Das Luzerner Theater feiert Abschied

Auf Wiedersehen, Luzern – mit Dank, aber auch Kritik

Es ist nun für viele Menschen an der Zeit, Abschied zu nehmen vom Luzerner Theater. Dominique Mentha bei seiner letzten Premiere in Luzern «Il Viaggio a Reims».(Bild: Sylvan Müller)

Dominique Menthas Intendanz am Luzerner Theater ist zu Ende. Vom neuen Team hat man schon viel erfahren. Jetzt ist es Zeit für einen Rückblick. Das abtretende Team spricht von schönen Erinnerungen – findet aber auch kritische Worte.

Nach 12 Jahren Mentha-Ära ist am 19. Juni nun die Zeit des Abschieds gekommen. Mit Intendant Dominique Mentha verlassen auch zahlreiche Mitarbeiter und Ensemble-Mitglieder aus Tanz, Schauspiel und Musiktheater das Haus. Ein neues Team um Intendant Benedikt von Peter übernimmt.

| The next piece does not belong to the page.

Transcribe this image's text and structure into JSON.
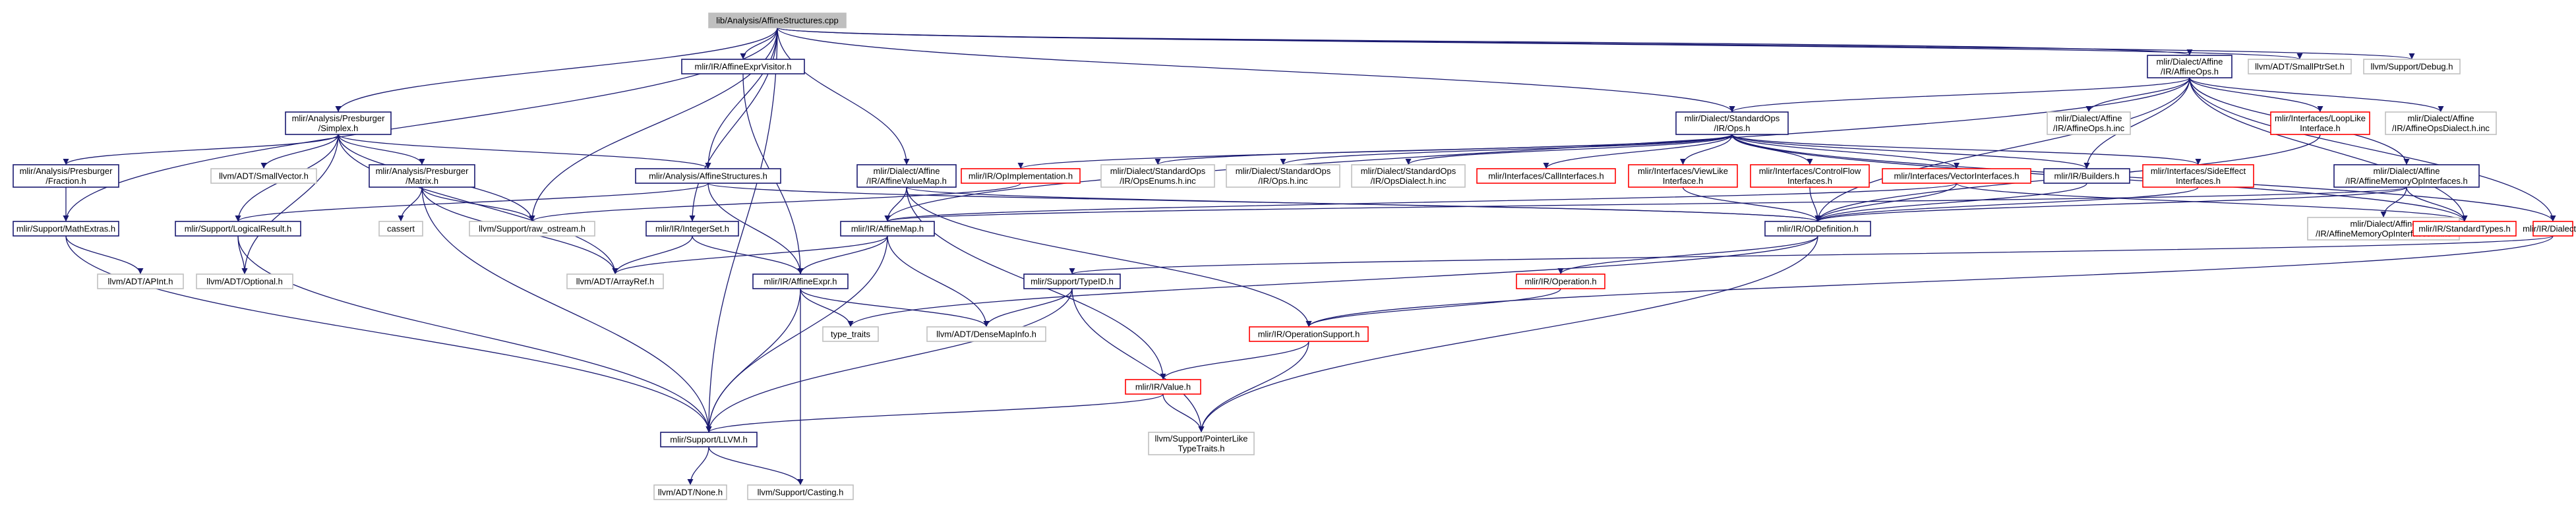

Doch bevor die Menschen, die uns in den vergangenen Jahren mit ihrer Kunst beglückt, erstaunt, verwirrt und auch mal verärgert haben, Luzern den Rücken zukehren, wird gefeiert.

Zum Abschluss der letzten Spielzeit steht das Haus am Samstag ab 18 Uhr offen – für das Abschiedsfest. Es gibt einen «Flohmarkt der Eitelkeiten und Sentimentalitäten», mit Spanferkel und Bier vom Fass, Musik und viel Tanz. «Es soll ein letztes Mal in Erinnerungen geschwelgt, lustige Anekdoten erzählt, gelacht und geweint werden. Vorbeikommen, abtanzen, austrinken!», heisst es auf der Webseite des Luzerner Theaters.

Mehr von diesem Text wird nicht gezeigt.